Aim: A multi-agent system that uses lightweight, open‑source LLMs to process research papers, interactively answer questions, generate hypotheses, and design research proposals.
Potential impact: This system streamlines literature review by extracting key insights and enabling targeted, interactive querying. It enhances rigor through structured multi‑agent debates and generates novel hypotheses and research plans grounded in evidence.
Methodology: It uses a quantized open-source Mistral‑7B (Mistral AI) model to translate natural language into structured queries. It runs a hybrid search first scanning local metadata, then performing live, date‑filtered queries to NCBI GEO to retrieve timely, relevant datasets while minimizing API load.
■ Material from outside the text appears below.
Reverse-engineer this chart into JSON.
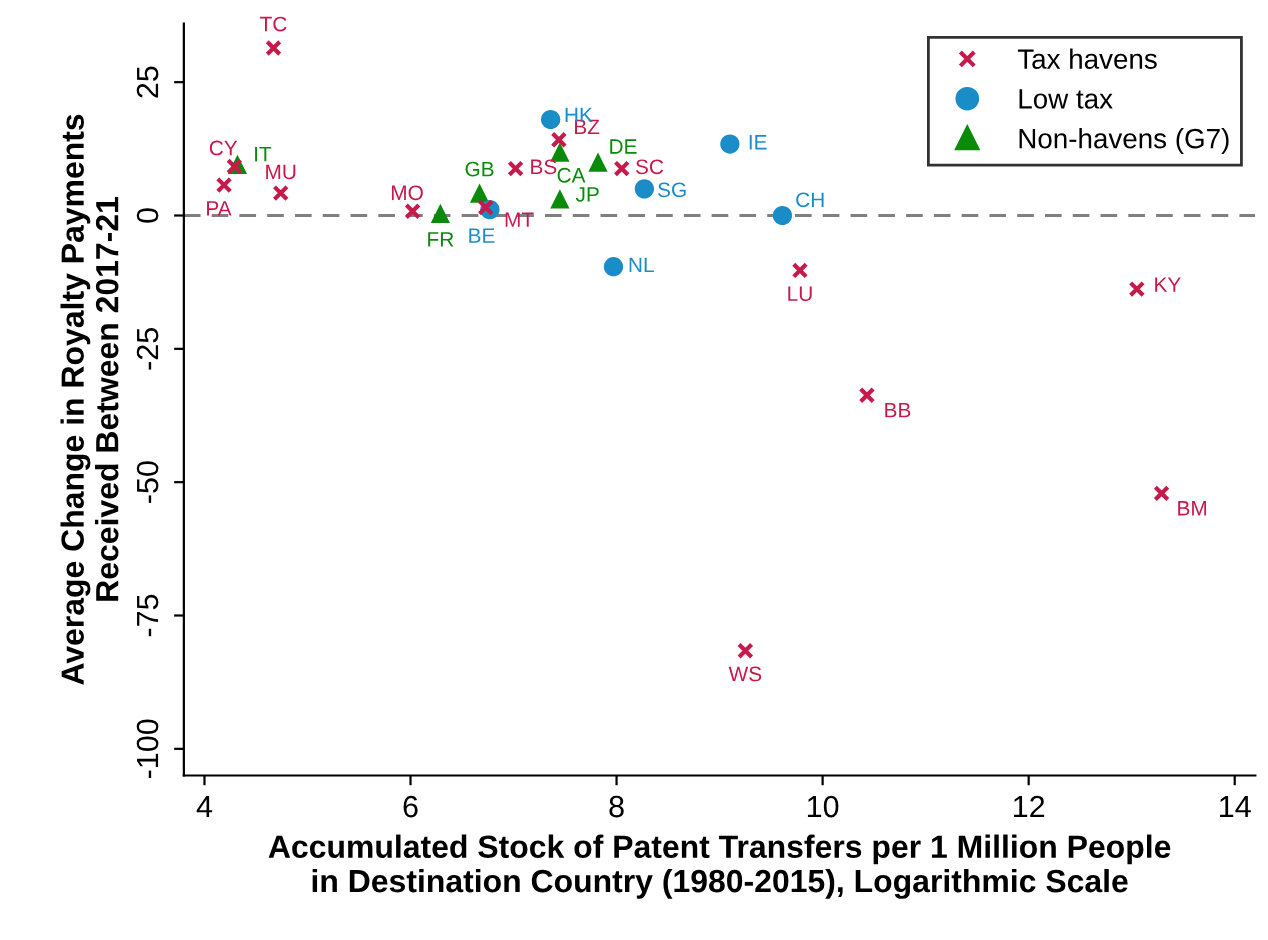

The system combines Python for orchestration and R for bioinformatics analysis, automatically choosing DESeq2 or Limma based on dataset type. It runs differential expression and KEGG pathway analysis, with GO support in development. Results include volcano plots, pathway maps, and LLM‑driven biological interpretations with suggested research directions.
Current progress: The full analysis pipeline is live and validated, including DE and pathway analysis. Hybrid search reliably returns fresh datasets. KEGG pathway enrichment and visual outputs are generated automatically, with LLM‑based biological interpretation aligned to expert expectations. Implementation of the natural language based querying is underway.
Next Steps: Expand pathway analysis with GO support, enhance reasoning depth, and improve performance across large datasets. Begin pilot testing with genomics researchers to evaluate usability and impact on research workflows.
LLM-based interpretation:
The differential expression analysis results suggest that there are 7 significantly upregulated genes and 7 significantly downregulated genes between the treated and control groups in the data. Further validation and analysis would be required.